Mid and late September, everything, I mean everything is going through our yard. We live on a high ridgetop, and are blessed by hilltopping birds and butterflies who follow the ridges on their way north and south. I have yet to become blase about this fact; about my ability to take ten steps out on the deck or fifty up to the tower and be in Migration Paradise. These photos were all taken from my drafting stool where I sit to paint. Through a window, through the black diamond-mesh crop netting stretched on a PVC frame that, in the year it's been up, has saved all but one bird from death or injury when they've flown at the window. Sure, the photos would be a bit sharper without the netting, but Job One is to do no harm to the birds.
Just on September 28, the kind of misty, overcast day that lures birds to their deaths on highly reflective windows, I had four birds bounce hard off that netting, and I've little doubt that all would be dead or injured without it. What a blessing. All they lose is a few feathers and some dignity, and they go on their merry way to Central America. The lone bird that has died hitting the netting was a young mourning dove who was traveling too fast and was too heavy for it to break her impact. That beats the heck out of 2-3 birds a day dying in fall migration. I had it put up in memory of Ruby, a red-bellied woodpecker I loved very much.

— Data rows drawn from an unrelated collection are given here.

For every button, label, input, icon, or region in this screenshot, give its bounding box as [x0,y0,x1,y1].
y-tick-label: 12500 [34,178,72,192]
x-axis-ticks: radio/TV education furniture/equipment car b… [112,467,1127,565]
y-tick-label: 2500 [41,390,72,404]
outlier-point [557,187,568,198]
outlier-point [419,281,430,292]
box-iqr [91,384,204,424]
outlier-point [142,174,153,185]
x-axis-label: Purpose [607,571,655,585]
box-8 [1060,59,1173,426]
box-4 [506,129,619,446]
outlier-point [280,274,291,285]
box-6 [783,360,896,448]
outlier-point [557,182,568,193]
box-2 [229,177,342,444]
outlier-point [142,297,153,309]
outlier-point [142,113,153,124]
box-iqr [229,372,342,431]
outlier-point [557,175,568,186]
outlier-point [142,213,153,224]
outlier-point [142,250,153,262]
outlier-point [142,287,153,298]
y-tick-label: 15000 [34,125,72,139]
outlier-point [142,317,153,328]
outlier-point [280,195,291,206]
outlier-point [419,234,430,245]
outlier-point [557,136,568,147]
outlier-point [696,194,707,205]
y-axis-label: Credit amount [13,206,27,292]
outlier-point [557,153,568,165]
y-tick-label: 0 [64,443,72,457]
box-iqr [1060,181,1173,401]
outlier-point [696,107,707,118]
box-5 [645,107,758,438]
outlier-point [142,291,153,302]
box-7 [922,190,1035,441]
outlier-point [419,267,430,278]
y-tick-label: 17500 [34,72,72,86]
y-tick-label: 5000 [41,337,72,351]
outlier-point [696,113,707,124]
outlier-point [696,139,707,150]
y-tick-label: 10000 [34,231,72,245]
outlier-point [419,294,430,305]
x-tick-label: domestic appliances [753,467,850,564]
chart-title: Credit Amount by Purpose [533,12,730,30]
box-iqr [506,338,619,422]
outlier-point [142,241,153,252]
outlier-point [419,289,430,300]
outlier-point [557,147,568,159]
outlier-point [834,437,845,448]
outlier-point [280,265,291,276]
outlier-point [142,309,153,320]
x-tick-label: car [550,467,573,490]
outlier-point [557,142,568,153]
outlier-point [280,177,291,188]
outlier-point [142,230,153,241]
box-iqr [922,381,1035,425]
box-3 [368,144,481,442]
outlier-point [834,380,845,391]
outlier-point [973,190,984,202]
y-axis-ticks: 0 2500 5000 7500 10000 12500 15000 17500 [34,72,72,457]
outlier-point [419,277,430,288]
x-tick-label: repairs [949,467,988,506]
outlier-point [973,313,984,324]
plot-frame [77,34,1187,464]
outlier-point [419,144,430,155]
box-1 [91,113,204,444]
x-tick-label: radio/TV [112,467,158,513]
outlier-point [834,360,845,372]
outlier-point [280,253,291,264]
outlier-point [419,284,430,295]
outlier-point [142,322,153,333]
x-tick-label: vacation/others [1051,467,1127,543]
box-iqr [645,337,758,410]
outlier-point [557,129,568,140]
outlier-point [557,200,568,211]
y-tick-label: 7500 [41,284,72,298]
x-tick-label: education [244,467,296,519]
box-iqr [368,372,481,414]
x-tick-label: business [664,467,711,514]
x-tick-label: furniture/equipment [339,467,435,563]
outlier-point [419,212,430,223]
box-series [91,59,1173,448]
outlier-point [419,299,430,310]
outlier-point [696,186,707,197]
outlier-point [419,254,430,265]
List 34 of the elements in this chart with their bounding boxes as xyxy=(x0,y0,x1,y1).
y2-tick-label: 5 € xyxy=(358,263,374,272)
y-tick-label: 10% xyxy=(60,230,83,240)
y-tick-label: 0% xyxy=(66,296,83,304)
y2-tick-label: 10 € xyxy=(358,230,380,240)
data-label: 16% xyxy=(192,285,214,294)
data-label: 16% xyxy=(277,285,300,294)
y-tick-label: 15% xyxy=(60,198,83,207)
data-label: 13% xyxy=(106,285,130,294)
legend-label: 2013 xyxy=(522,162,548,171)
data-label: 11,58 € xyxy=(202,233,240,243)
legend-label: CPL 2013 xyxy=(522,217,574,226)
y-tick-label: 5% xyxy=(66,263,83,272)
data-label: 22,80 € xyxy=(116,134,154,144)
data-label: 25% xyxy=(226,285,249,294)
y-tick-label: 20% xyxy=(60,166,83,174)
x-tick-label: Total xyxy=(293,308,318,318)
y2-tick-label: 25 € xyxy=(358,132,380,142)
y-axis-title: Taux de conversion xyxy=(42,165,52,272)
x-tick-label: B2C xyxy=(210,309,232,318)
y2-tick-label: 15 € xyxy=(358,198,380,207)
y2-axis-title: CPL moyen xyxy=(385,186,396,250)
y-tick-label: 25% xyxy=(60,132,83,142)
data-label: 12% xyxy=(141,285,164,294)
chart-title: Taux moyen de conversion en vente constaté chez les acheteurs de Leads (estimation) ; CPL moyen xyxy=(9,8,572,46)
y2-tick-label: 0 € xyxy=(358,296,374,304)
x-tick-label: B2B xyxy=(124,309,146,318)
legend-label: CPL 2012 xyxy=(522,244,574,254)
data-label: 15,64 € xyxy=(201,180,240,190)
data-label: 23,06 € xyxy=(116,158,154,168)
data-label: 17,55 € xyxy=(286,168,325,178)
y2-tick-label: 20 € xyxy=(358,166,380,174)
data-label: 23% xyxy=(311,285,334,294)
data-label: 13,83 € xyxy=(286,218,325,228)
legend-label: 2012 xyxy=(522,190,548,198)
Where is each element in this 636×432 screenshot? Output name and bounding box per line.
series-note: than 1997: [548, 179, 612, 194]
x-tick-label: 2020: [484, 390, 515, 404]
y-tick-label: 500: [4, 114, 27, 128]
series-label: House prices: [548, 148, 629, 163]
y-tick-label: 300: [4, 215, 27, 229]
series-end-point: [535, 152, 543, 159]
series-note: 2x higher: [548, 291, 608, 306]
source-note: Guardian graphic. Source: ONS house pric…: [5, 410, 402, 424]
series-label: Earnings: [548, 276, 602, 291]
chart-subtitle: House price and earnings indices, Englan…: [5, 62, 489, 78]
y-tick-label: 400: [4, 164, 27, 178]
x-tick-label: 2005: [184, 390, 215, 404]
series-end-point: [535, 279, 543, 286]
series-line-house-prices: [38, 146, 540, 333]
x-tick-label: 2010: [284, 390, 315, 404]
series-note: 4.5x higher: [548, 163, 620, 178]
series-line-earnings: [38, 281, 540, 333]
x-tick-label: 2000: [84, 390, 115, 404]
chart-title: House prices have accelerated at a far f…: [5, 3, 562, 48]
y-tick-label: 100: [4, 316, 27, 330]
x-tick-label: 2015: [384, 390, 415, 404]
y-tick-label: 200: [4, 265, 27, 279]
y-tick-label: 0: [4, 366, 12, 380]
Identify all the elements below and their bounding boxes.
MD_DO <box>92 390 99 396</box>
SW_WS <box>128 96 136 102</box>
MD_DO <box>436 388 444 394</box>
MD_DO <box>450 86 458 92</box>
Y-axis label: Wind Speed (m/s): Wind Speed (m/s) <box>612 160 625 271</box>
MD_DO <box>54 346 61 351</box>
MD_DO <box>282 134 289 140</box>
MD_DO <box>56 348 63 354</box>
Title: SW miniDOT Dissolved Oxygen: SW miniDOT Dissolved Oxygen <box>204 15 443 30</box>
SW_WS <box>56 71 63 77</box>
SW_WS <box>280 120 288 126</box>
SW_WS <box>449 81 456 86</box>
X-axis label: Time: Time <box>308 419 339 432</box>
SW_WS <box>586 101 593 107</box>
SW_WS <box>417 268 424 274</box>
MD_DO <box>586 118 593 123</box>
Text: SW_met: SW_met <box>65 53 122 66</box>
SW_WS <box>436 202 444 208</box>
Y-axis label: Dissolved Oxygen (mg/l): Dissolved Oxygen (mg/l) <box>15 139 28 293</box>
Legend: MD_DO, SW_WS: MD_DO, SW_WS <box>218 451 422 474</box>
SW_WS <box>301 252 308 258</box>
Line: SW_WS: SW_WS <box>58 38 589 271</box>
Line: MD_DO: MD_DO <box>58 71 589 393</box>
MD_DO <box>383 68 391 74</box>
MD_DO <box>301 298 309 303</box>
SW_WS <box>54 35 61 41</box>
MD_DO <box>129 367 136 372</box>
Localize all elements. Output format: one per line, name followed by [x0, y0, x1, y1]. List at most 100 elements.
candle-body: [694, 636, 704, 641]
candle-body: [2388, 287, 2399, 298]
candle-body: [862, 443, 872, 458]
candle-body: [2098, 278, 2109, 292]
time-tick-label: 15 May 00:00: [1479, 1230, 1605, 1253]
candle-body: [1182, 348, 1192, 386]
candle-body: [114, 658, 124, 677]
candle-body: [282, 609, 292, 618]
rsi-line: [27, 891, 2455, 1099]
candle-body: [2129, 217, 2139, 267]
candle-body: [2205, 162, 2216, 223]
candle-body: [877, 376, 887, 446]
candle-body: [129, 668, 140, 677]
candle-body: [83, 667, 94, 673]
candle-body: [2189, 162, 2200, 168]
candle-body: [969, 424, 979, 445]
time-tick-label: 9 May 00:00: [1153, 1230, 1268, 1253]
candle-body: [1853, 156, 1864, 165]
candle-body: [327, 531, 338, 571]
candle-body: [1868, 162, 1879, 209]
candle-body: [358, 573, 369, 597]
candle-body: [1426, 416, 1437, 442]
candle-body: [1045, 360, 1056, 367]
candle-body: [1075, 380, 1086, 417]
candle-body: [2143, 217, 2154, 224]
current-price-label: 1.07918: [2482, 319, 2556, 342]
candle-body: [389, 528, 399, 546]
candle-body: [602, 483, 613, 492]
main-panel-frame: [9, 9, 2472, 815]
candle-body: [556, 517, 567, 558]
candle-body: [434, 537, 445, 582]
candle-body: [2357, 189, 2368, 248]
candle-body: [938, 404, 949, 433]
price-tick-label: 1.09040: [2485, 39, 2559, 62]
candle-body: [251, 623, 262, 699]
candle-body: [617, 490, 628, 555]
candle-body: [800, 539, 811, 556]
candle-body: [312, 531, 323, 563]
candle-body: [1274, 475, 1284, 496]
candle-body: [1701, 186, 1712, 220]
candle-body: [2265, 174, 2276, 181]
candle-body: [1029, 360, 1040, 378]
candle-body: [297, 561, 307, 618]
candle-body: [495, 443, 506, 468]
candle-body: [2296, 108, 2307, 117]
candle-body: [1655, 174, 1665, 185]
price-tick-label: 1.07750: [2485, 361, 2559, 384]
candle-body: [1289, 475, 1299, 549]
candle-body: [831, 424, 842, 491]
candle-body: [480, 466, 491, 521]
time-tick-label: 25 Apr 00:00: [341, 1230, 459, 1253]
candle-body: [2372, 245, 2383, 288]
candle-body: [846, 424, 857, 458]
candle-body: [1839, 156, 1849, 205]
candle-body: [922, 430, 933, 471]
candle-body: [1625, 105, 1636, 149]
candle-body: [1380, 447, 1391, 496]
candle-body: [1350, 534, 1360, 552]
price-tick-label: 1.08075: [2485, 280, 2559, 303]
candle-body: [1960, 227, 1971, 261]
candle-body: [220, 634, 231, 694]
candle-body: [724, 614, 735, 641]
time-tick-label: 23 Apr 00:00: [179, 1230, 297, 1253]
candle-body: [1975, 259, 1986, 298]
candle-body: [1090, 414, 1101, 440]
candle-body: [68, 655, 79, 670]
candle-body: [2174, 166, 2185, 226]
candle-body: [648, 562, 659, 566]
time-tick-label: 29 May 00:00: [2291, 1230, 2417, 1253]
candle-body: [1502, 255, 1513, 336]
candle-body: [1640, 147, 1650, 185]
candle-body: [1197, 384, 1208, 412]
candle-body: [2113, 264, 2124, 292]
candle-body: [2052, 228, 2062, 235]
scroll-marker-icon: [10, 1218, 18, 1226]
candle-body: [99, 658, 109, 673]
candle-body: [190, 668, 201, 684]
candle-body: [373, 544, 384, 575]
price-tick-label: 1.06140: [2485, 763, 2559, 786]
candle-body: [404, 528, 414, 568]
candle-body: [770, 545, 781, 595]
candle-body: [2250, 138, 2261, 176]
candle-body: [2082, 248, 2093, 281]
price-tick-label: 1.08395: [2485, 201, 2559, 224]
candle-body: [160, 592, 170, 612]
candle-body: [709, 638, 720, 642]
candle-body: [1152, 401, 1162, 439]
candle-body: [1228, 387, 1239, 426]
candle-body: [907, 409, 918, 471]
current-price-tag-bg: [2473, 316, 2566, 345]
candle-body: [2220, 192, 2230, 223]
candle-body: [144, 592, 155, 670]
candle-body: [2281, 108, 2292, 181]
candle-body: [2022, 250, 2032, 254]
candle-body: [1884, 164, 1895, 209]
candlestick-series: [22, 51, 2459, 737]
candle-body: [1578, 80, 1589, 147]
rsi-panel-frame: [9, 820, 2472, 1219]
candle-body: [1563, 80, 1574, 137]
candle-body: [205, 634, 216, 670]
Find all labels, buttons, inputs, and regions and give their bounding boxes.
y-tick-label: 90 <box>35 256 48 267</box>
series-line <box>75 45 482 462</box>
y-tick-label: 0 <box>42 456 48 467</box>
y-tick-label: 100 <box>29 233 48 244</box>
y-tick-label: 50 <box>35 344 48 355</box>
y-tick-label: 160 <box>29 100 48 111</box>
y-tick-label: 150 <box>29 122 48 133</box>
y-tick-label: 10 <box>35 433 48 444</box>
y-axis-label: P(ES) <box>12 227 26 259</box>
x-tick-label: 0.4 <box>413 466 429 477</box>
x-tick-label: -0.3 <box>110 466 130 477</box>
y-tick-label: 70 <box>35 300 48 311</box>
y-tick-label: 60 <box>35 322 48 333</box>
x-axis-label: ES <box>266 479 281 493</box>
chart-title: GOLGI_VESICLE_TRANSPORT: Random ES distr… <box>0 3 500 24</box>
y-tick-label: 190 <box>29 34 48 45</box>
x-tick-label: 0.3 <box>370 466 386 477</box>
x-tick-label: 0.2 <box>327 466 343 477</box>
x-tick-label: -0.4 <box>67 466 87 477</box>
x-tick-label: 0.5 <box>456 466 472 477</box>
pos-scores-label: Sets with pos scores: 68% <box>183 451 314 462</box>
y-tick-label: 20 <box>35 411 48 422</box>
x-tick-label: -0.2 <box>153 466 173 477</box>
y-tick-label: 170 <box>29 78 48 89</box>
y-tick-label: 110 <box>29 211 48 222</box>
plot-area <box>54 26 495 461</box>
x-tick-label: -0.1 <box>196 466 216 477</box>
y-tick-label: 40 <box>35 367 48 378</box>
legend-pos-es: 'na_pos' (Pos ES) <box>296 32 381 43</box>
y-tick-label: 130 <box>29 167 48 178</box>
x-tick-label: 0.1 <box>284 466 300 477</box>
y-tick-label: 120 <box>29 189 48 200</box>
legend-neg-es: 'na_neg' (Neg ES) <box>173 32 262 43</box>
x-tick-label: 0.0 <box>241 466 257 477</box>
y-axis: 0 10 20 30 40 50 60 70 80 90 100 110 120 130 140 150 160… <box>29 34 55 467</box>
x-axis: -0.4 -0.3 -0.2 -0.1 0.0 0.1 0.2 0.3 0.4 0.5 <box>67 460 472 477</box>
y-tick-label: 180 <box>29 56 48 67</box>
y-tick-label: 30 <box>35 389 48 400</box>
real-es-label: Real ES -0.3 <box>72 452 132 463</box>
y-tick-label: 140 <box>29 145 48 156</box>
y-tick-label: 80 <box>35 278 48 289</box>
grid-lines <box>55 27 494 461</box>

Red-breasted nuthatches toot their little tin horns all through September and October.
Rose-breasted grosbeaks voice an "Eek!" that sounds just like the sole of a Chuck Taylor on a gymnasium floor.
The easy ones come through, like this pretty black-throated green warbler.
We get gobs of them, even though there's not a hemlock to be found for miles around. They're happy in the birches, looking for aphids and scale and spiders. All the warblers love our birch trees, almost as much as I do.
The BTGR retains enough of its spring coloration to be instantly identifiable in fall. He's got a trace of his black throat and sides, and he keeps the big yellow face patch and brilliant green back.
Not so some of his compatriots.
This is a common fall migrant in southeast Ohio who looks completely different than he does in
spring.
There's just a hint of spring glory on his underside: bright lemon-yellow, with thick streaks that in spring would be heavy and black. His best hint's on his tail, which looks from beneath like it's been dipped in ink. Give up?
Magnolia warbler, fall immature. If you're lucky you'll see a lovely yellow rump when his wings droop. Other than that, he's incognito. More of those little stinkers anon.